I can't imagine an orchid mantis eating an orchid flower. I guess you'd have to make the mantis think the flower was alive.


----------



## bugzilla (Apr 28, 2008)

Found the picture of the mantis eating the orchid here. Definitly not mistaken identity!


----------



## OGIGA (Apr 28, 2008)

Wow, I never thought it would do that.


----------



## Ben.M (Apr 28, 2008)

Some mantids may eat banana because it is a good source of pottasium and is moist, so its a mantis vitimin shake really


----------



## hibiscusmile (May 2, 2008)

Of course they like a banana once in a while, we like ice cream they like nanas! and honey


----------



## Malnra (May 2, 2008)

it could just be drinking the moisture off the orchid ... /shrug


----------



## Rob Byatt (May 3, 2008)

Geoff_K said:


> it could just be drinking the moisture off the orchid ... /shrug


----------



## matt020593 (May 3, 2008)

Mantids will eat bits of banana and other sweet fruits. It kind of substitutes the sweet pollen and stuff that they'd get in the wild from their food. If you put a lump of mushy banana in their cage they go and find it. It's just a treat though, Psuedocreobotra love it :lol:  .

Matt


----------



## Peter Clausen (May 3, 2008)

bugzilla said:


> Found the picture of the mantis eating the orchid here. Definitly not mistaken identity!


I took that photo a long time ago. It don't think it actually consumed any of the orchid flower. It was just sort of chewing some liquids out of it. I'm sorry for leaving that misleading title above the pictures. That part of my site is from 2001 and that was one of my first experiences with orchid mantises. At the time, I did think it might have been trying to gather some nutrients from the flower. Perhaps it was, but more than likely it was just thirsty.


----------



## bugzilla (May 3, 2008)

Peter said:


> I took that photo a long time ago. It don't think it actually consumed any of the orchid flower. It was just sort of chewing some liquids out of it. I'm sorry for leaving that misleading title above the pictures. That part of my site is from 2001 and that was one of my first experiences with orchid mantises. At the time, I did think it might have been trying to gather some nutrients from the flower. Perhaps it was, but more than likely it was just thirsty.

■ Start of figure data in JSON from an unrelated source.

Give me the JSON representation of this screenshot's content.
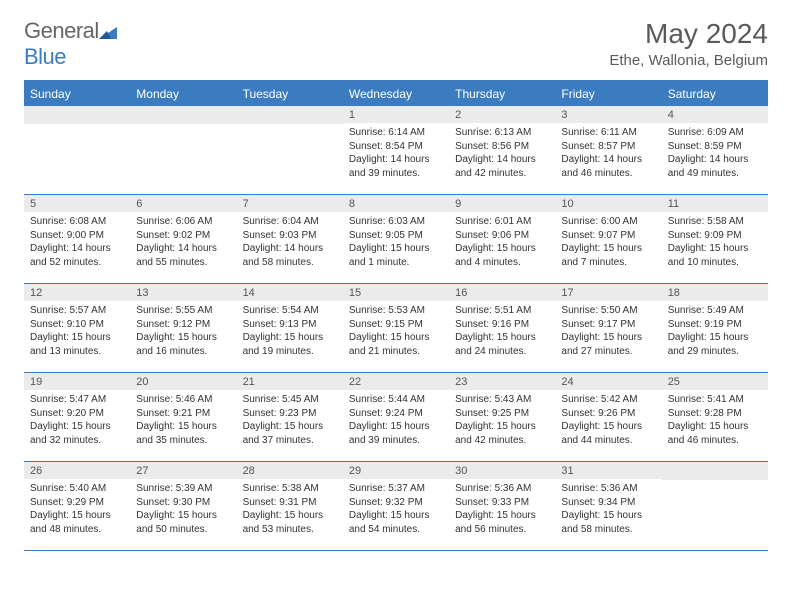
{
  "brand": {
    "general": "General",
    "blue": "Blue"
  },
  "title": "May 2024",
  "location": "Ethe, Wallonia, Belgium",
  "colors": {
    "header_bg": "#3b7bbf",
    "header_text": "#ffffff",
    "daynum_bg": "#ebebeb",
    "text": "#333333",
    "title_text": "#5a5a5a",
    "border": "#3b7bbf"
  },
  "weekdays": [
    "Sunday",
    "Monday",
    "Tuesday",
    "Wednesday",
    "Thursday",
    "Friday",
    "Saturday"
  ],
  "weeks": [
    [
      {
        "n": "",
        "sr": "",
        "ss": "",
        "dl": ""
      },
      {
        "n": "",
        "sr": "",
        "ss": "",
        "dl": ""
      },
      {
        "n": "",
        "sr": "",
        "ss": "",
        "dl": ""
      },
      {
        "n": "1",
        "sr": "Sunrise: 6:14 AM",
        "ss": "Sunset: 8:54 PM",
        "dl": "Daylight: 14 hours and 39 minutes."
      },
      {
        "n": "2",
        "sr": "Sunrise: 6:13 AM",
        "ss": "Sunset: 8:56 PM",
        "dl": "Daylight: 14 hours and 42 minutes."
      },
      {
        "n": "3",
        "sr": "Sunrise: 6:11 AM",
        "ss": "Sunset: 8:57 PM",
        "dl": "Daylight: 14 hours and 46 minutes."
      },
      {
        "n": "4",
        "sr": "Sunrise: 6:09 AM",
        "ss": "Sunset: 8:59 PM",
        "dl": "Daylight: 14 hours and 49 minutes."
      }
    ],
    [
      {
        "n": "5",
        "sr": "Sunrise: 6:08 AM",
        "ss": "Sunset: 9:00 PM",
        "dl": "Daylight: 14 hours and 52 minutes."
      },
      {
        "n": "6",
        "sr": "Sunrise: 6:06 AM",
        "ss": "Sunset: 9:02 PM",
        "dl": "Daylight: 14 hours and 55 minutes."
      },
      {
        "n": "7",
        "sr": "Sunrise: 6:04 AM",
        "ss": "Sunset: 9:03 PM",
        "dl": "Daylight: 14 hours and 58 minutes."
      },
      {
        "n": "8",
        "sr": "Sunrise: 6:03 AM",
        "ss": "Sunset: 9:05 PM",
        "dl": "Daylight: 15 hours and 1 minute."
      },
      {
        "n": "9",
        "sr": "Sunrise: 6:01 AM",
        "ss": "Sunset: 9:06 PM",
        "dl": "Daylight: 15 hours and 4 minutes."
      },
      {
        "n": "10",
        "sr": "Sunrise: 6:00 AM",
        "ss": "Sunset: 9:07 PM",
        "dl": "Daylight: 15 hours and 7 minutes."
      },
      {
        "n": "11",
        "sr": "Sunrise: 5:58 AM",
        "ss": "Sunset: 9:09 PM",
        "dl": "Daylight: 15 hours and 10 minutes."
      }
    ],
    [
      {
        "n": "12",
        "sr": "Sunrise: 5:57 AM",
        "ss": "Sunset: 9:10 PM",
        "dl": "Daylight: 15 hours and 13 minutes."
      },
      {
        "n": "13",
        "sr": "Sunrise: 5:55 AM",
        "ss": "Sunset: 9:12 PM",
        "dl": "Daylight: 15 hours and 16 minutes."
      },
      {
        "n": "14",
        "sr": "Sunrise: 5:54 AM",
        "ss": "Sunset: 9:13 PM",
        "dl": "Daylight: 15 hours and 19 minutes."
      },
      {
        "n": "15",
        "sr": "Sunrise: 5:53 AM",
        "ss": "Sunset: 9:15 PM",
        "dl": "Daylight: 15 hours and 21 minutes."
      },
      {
        "n": "16",
        "sr": "Sunrise: 5:51 AM",
        "ss": "Sunset: 9:16 PM",
        "dl": "Daylight: 15 hours and 24 minutes."
      },
      {
        "n": "17",
        "sr": "Sunrise: 5:50 AM",
        "ss": "Sunset: 9:17 PM",
        "dl": "Daylight: 15 hours and 27 minutes."
      },
      {
        "n": "18",
        "sr": "Sunrise: 5:49 AM",
        "ss": "Sunset: 9:19 PM",
        "dl": "Daylight: 15 hours and 29 minutes."
      }
    ],
    [
      {
        "n": "19",
        "sr": "Sunrise: 5:47 AM",
        "ss": "Sunset: 9:20 PM",
        "dl": "Daylight: 15 hours and 32 minutes."
      },
      {
        "n": "20",
        "sr": "Sunrise: 5:46 AM",
        "ss": "Sunset: 9:21 PM",
        "dl": "Daylight: 15 hours and 35 minutes."
      },
      {
        "n": "21",
        "sr": "Sunrise: 5:45 AM",
        "ss": "Sunset: 9:23 PM",
        "dl": "Daylight: 15 hours and 37 minutes."
      },
      {
        "n": "22",
        "sr": "Sunrise: 5:44 AM",
        "ss": "Sunset: 9:24 PM",
        "dl": "Daylight: 15 hours and 39 minutes."
      },
      {
        "n": "23",
        "sr": "Sunrise: 5:43 AM",
        "ss": "Sunset: 9:25 PM",
        "dl": "Daylight: 15 hours and 42 minutes."
      },
      {
        "n": "24",
        "sr": "Sunrise: 5:42 AM",
        "ss": "Sunset: 9:26 PM",
        "dl": "Daylight: 15 hours and 44 minutes."
      },
      {
        "n": "25",
        "sr": "Sunrise: 5:41 AM",
        "ss": "Sunset: 9:28 PM",
        "dl": "Daylight: 15 hours and 46 minutes."
      }
    ],
    [
      {
        "n": "26",
        "sr": "Sunrise: 5:40 AM",
        "ss": "Sunset: 9:29 PM",
        "dl": "Daylight: 15 hours and 48 minutes."
      },
      {
        "n": "27",
        "sr": "Sunrise: 5:39 AM",
        "ss": "Sunset: 9:30 PM",
        "dl": "Daylight: 15 hours and 50 minutes."
      },
      {
        "n": "28",
        "sr": "Sunrise: 5:38 AM",
        "ss": "Sunset: 9:31 PM",
        "dl": "Daylight: 15 hours and 53 minutes."
      },
      {
        "n": "29",
        "sr": "Sunrise: 5:37 AM",
        "ss": "Sunset: 9:32 PM",
        "dl": "Daylight: 15 hours and 54 minutes."
      },
      {
        "n": "30",
        "sr": "Sunrise: 5:36 AM",
        "ss": "Sunset: 9:33 PM",
        "dl": "Daylight: 15 hours and 56 minutes."
      },
      {
        "n": "31",
        "sr": "Sunrise: 5:36 AM",
        "ss": "Sunset: 9:34 PM",
        "dl": "Daylight: 15 hours and 58 minutes."
      },
      {
        "n": "",
        "sr": "",
        "ss": "",
        "dl": ""
      }
    ]
  ]
}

Doh, had me fooled at least :lol: 

It would probably make sense that they may nibble on orchids though since they live on the fower in the wild!


----------



## OGIGA (May 3, 2008)

Maybe they do that for the moisture and end up getting nutrients as well. Sounds like a real possibility to me.


----------



## Morpheus uk (May 4, 2008)

I`ll go try it now with one of my psuedo`s, i now and then feed a slice of apple to my phasmids


----------



## Morpheus uk (May 4, 2008)

Female loved it but may couldnt care less :lol: 







Thier bound to come across open fruit in the wild, i put the bannana in front of her and she walked over and munched


----------



## Morpheus uk (May 4, 2008)

No one interested


----------



## asdsdf (May 4, 2008)

Nope...  

Nah, most of us were just sleeping...

A while ago, my C. modesta hated bannana. Once they touched it, they started running away.


----------



## Morpheus uk (May 4, 2008)

Oh ###### yeah different time


----------



## bugzilla (May 5, 2008)

Morpheus uk said:


> Female loved it but may couldnt care less :lol:
> 
> 
> 
> ...


Cool picture. She's obviously enjoying it so would offering occassional fruit be beneficial?


----------